I am given a family of problems :
$$ \begin{cases} -\Delta u_\varepsilon = f+\beta_\varepsilon(u_\varepsilon)& \text{in } D \\[2pt] u_\varepsilon=w & \text{on } \partial D \end{cases} $$
with $u_\varepsilon$ solving the above equation in $D\subset \mathbb R^N$ open and bounded.
We have $\beta_\varepsilon(s)=\frac 1 \varepsilon \beta \left( \frac s \varepsilon \right)$.

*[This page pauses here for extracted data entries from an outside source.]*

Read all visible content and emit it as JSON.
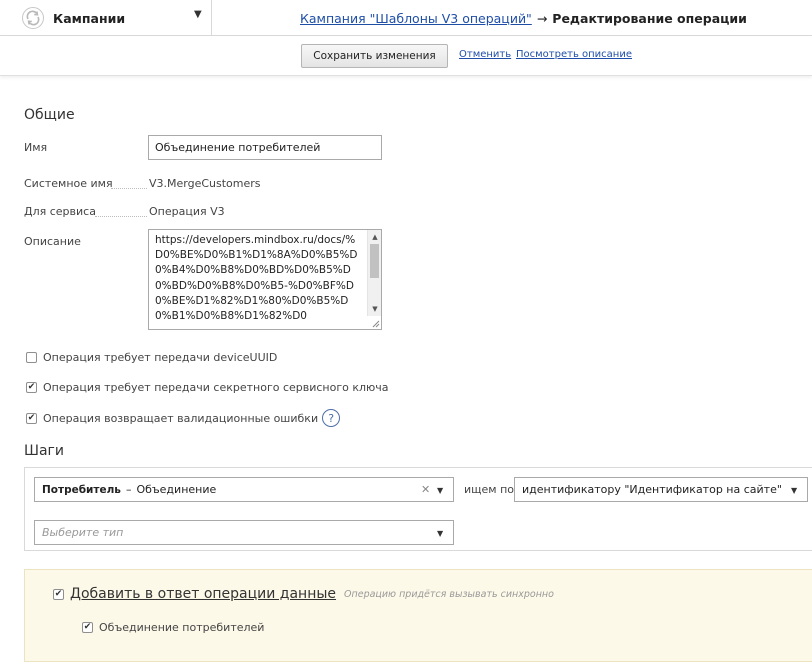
{
  "nav": {
    "section_label": "Кампании",
    "breadcrumb_link": "Кампания \"Шаблоны V3 операций\"",
    "breadcrumb_arrow": "→",
    "breadcrumb_current": "Редактирование операции"
  },
  "actions": {
    "save_label": "Сохранить изменения",
    "cancel_label": "Отменить",
    "view_description_label": "Посмотреть описание"
  },
  "general": {
    "title": "Общие",
    "name_label": "Имя",
    "name_value": "Объединение потребителей",
    "system_name_label": "Системное имя",
    "system_name_value": "V3.MergeCustomers",
    "service_label": "Для сервиса",
    "service_value": "Операция V3",
    "description_label": "Описание",
    "description_value": "https://developers.mindbox.ru/docs/%D0%BE%D0%B1%D1%8A%D0%B5%D0%B4%D0%B8%D0%BD%D0%B5%D0%BD%D0%B8%D0%B5-%D0%BF%D0%BE%D1%82%D1%80%D0%B5%D0%B1%D0%B8%D1%82%D0"
  },
  "options": [
    {
      "label": "Операция требует передачи deviceUUID",
      "checked": false
    },
    {
      "label": "Операция требует передачи секретного сервисного ключа",
      "checked": true
    },
    {
      "label": "Операция возвращает валидационные ошибки",
      "checked": true
    }
  ],
  "help_glyph": "?",
  "steps": {
    "title": "Шаги",
    "step_entity": "Потребитель",
    "step_dash": "–",
    "step_action": "Объединение",
    "search_by_label": "ищем по",
    "identifier_value": "идентификатору \"Идентификатор на сайте\"",
    "type_placeholder": "Выберите тип"
  },
  "response": {
    "add_data_label": "Добавить в ответ операции данные",
    "add_data_checked": true,
    "sync_note": "Операцию придётся вызывать синхронно",
    "item_label": "Объединение потребителей",
    "item_checked": true
  },
  "colors": {
    "link": "#1f4ea8",
    "response_bg": "#fdf9e9"
  }
}
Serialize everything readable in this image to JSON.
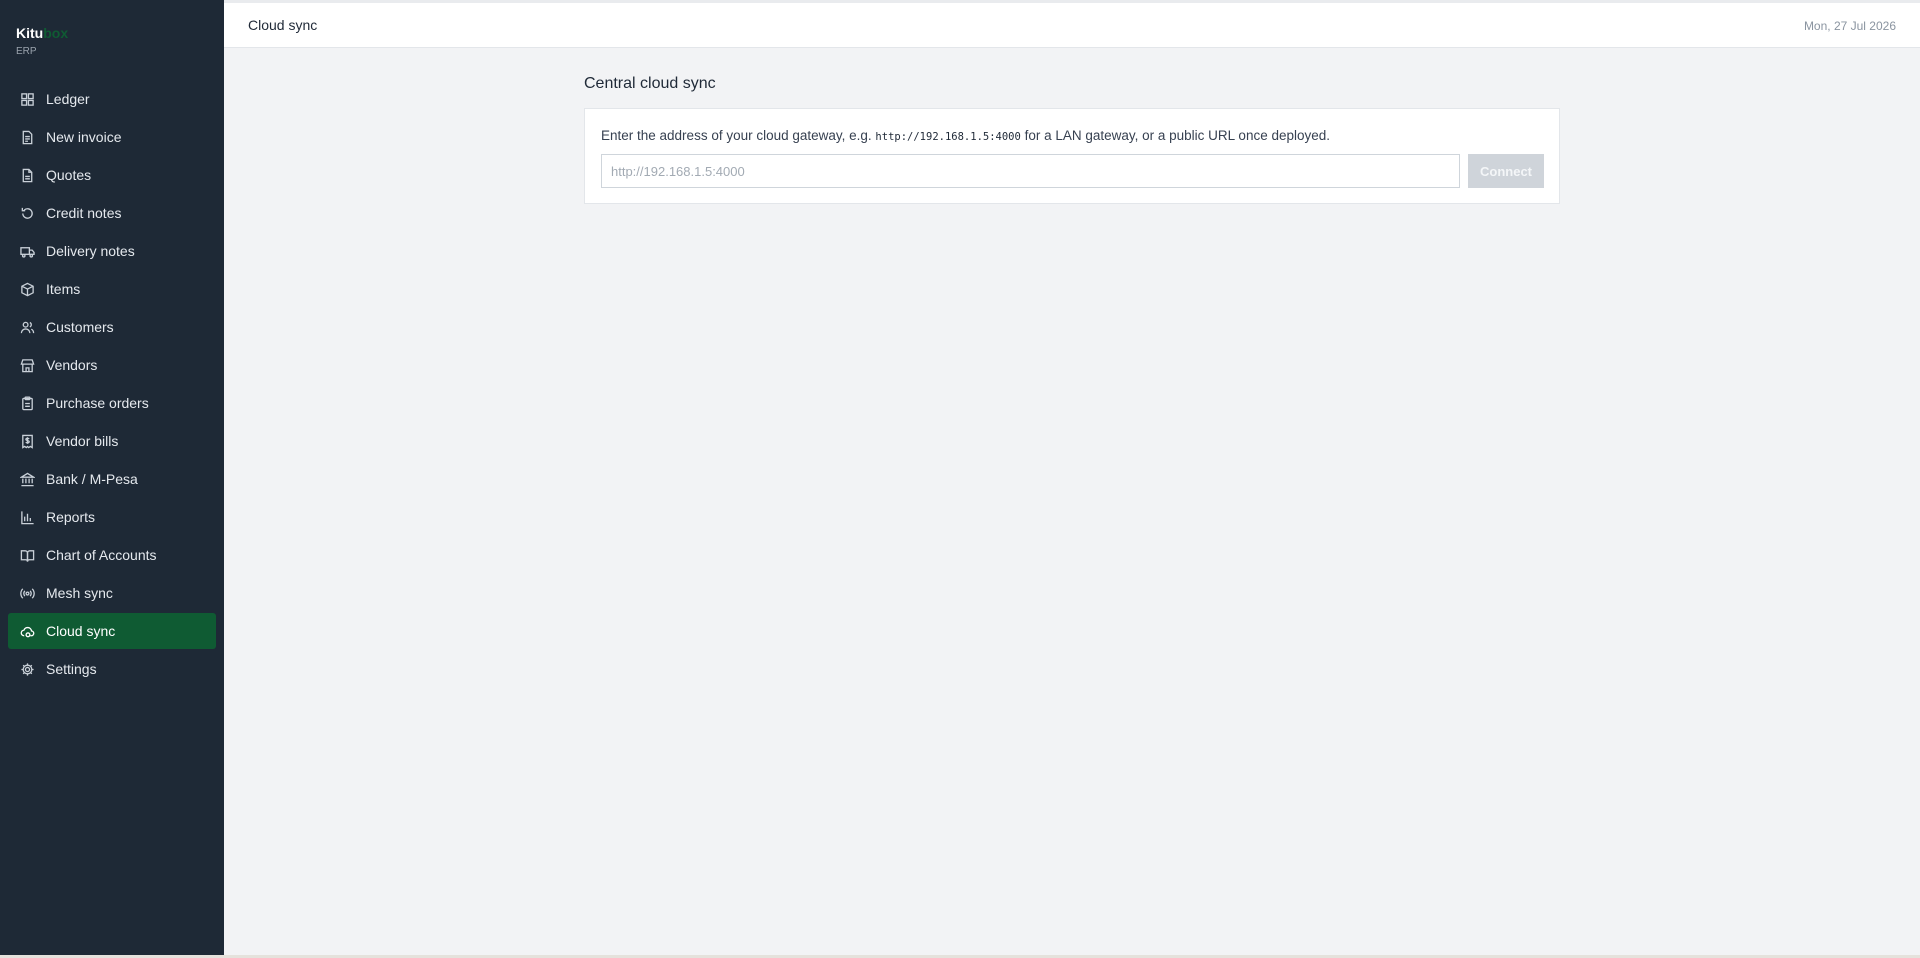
{
  "brand": {
    "name_main": "Kitu",
    "name_accent": "box",
    "subtitle": "ERP"
  },
  "sidebar": {
    "items": [
      {
        "label": "Ledger",
        "icon": "grid-icon"
      },
      {
        "label": "New invoice",
        "icon": "file-text-icon"
      },
      {
        "label": "Quotes",
        "icon": "file-icon"
      },
      {
        "label": "Credit notes",
        "icon": "rotate-ccw-icon"
      },
      {
        "label": "Delivery notes",
        "icon": "truck-icon"
      },
      {
        "label": "Items",
        "icon": "package-icon"
      },
      {
        "label": "Customers",
        "icon": "users-icon"
      },
      {
        "label": "Vendors",
        "icon": "store-icon"
      },
      {
        "label": "Purchase orders",
        "icon": "clipboard-icon"
      },
      {
        "label": "Vendor bills",
        "icon": "receipt-icon"
      },
      {
        "label": "Bank / M-Pesa",
        "icon": "bank-icon"
      },
      {
        "label": "Reports",
        "icon": "bar-chart-icon"
      },
      {
        "label": "Chart of Accounts",
        "icon": "book-open-icon"
      },
      {
        "label": "Mesh sync",
        "icon": "radio-icon"
      },
      {
        "label": "Cloud sync",
        "icon": "cloud-icon",
        "active": true
      },
      {
        "label": "Settings",
        "icon": "gear-icon"
      }
    ]
  },
  "header": {
    "title": "Cloud sync",
    "date": "Mon, 27 Jul 2026"
  },
  "main": {
    "section_title": "Central cloud sync",
    "description_before": "Enter the address of your cloud gateway, e.g. ",
    "description_code": "http://192.168.1.5:4000",
    "description_after": " for a LAN gateway, or a public URL once deployed.",
    "input_value": "",
    "input_placeholder": "http://192.168.1.5:4000",
    "connect_label": "Connect"
  },
  "colors": {
    "sidebar_bg": "#1e2936",
    "accent": "#0f5b33",
    "page_bg": "#f2f3f5",
    "button_disabled": "#cfd4da"
  }
}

$\beta$ is a smooth function such that $$ \begin{cases} \beta \geq 0 \\[2pt] \beta \equiv 0 & \text{in } (0,1)^c \\[2pt] \int_{\mathbb R}\beta=1 \end{cases} $$
And $f\in L^\infty(D)$, $0<a<f<A<\infty$, for some $a,A>0$. I wish to prove $u_\varepsilon$ is uniformly bounded in $D$ with bound independent of $\varepsilon$ and $\varepsilon\rightarrow 0$.
The bound may depend on the boundary condition.

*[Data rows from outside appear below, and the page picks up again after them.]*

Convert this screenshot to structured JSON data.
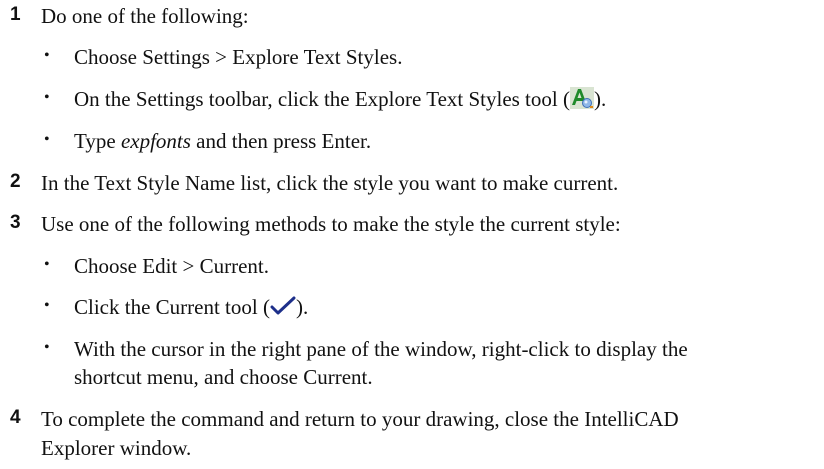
{
  "steps": [
    {
      "number": "1",
      "text": "Do one of the following:",
      "bullets": [
        {
          "text": "Choose Settings > Explore Text Styles."
        },
        {
          "before": "On the Settings toolbar, click the Explore Text Styles tool (",
          "icon": "explore-text-styles-icon",
          "after": ")."
        },
        {
          "italic": "expfonts",
          "before": "Type ",
          "after": " and then press Enter."
        }
      ]
    },
    {
      "number": "2",
      "text": "In the Text Style Name list, click the style you want to make current."
    },
    {
      "number": "3",
      "text": "Use one of the following methods to make the style the current style:",
      "bullets": [
        {
          "text": "Choose Edit > Current."
        },
        {
          "before": "Click the Current tool (",
          "icon": "checkmark-icon",
          "after": ")."
        },
        {
          "line1": "With the cursor in the right pane of the window, right-click to display the",
          "line2": "shortcut menu, and choose Current."
        }
      ]
    },
    {
      "number": "4",
      "line1": "To complete the command and return to your drawing, close the IntelliCAD",
      "line2": "Explorer window."
    }
  ]
}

It was simple, though the singular term made it look complicated. 1. In the set say $\Omega_{\epsilon}=\{u_\epsilon >\epsilon\}$, we have $$ -\Delta u_{\epsilon}=f\;\;\text {in $\Omega_{\epsilon}$} $$ From Theorem 8.16 in "Gilbarg,Trudinger-Elliptic Partial Differential Equations of Second Order-Springer (2001)" The solution $u_{\epsilon}$ is bounded as long as the boundary term $w$ is bounded,
In rest of the region, $\{u_{\epsilon}\leq \epsilon\}$, we already have a bound.